3.6. Hierarchical Clustering Analysis (HCA)
In order to evaluate the measure of similarity, the extracts of OMWs collected in 10 regions of Morocco were classified using the method of Wards and the Euclidean square.
HCA was used to quantify the correlation between all the extracts and to show similarities of 10 extracts based on the data of physico-chemical characteristics and the results of the phytochemical content as presented in the dendrogram in
Figure 3.
According to the results of 10 extracts, these extracts were clustered into three clusters. Cluster I contains four extracts (W1, W2, W4, and W5), representing 40% of the total extracts characterized by a high value mean of TPC (467.90 mg GAE/g), TFC (312.19 mg QE/g), TTC (74.19 mg CE/g), and DM (22.22%), and they had a high antioxidant power compared to group II and group III, but they had a lower value mean of humidity (77.55%), EC (13.90 mS/cm), lipids (0.068%), and medium mean value of COD (174.25 g O2/L) and pH (4.6).

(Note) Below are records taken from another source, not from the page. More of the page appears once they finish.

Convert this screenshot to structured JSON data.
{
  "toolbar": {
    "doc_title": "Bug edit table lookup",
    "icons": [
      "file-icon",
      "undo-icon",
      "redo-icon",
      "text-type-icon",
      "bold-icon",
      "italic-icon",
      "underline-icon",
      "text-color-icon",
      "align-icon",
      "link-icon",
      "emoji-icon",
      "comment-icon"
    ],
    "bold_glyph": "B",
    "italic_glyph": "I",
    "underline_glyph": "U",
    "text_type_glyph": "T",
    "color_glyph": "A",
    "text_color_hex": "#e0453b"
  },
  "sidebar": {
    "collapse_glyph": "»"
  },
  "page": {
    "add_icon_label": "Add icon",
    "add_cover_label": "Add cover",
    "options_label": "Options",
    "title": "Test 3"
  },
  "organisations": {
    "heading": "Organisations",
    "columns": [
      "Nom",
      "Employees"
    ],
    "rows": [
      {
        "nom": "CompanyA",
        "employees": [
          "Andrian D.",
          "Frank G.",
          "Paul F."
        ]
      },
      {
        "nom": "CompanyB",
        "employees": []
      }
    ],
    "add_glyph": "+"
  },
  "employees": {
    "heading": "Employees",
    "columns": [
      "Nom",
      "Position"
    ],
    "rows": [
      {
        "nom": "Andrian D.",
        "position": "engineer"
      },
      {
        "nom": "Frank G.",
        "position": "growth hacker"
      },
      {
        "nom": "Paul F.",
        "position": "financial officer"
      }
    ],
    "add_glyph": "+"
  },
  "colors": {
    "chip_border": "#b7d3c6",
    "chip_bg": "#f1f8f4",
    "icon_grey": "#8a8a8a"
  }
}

Cluster II, formed by two extracts named W3 and W9, accounted for 20% of total extracts. These extracts characterized by the strong mean value of COD (287.50 g O2/L), EC (16.30 mS/cm), lipids (0.25%), and pH (4.75). Moreover, they had a medium mean value of TPC (297.54 mg GAE/g), TFC (251.73 mg QE/g), and lowest mean value TTC (67.06 mg CE/g), but they are characterized by a medium antioxidant power. In addition, they had a medium mean value of humidity (89.75%) and DM (20.05%).
Cluster III contained extracts named W6, W7, W8, and W10, representing 40% of the total extracts. This cluster is characterized by a highest value mean of humidity 89.90%, and by a lowest mean value of TPC (283.20 mg GAE/g), TFC (232.63 mg QE/g), pH (4.52), DM (10%), and COD (142.25 g O2/L). Furthermore, these extracts had lower antioxidant power compared to group I and group II, and these extracts had a medium mean value of EC (14.10 mS/cm) and lipids (0.15%). This result is in conformity with those of the PCA in which the distribution of all extracts on the score plot shows a similar tendency. Furthermore, the comparison between the HCA and PCA is significant, which showed that the PCA score plot data were in line with HCA scores.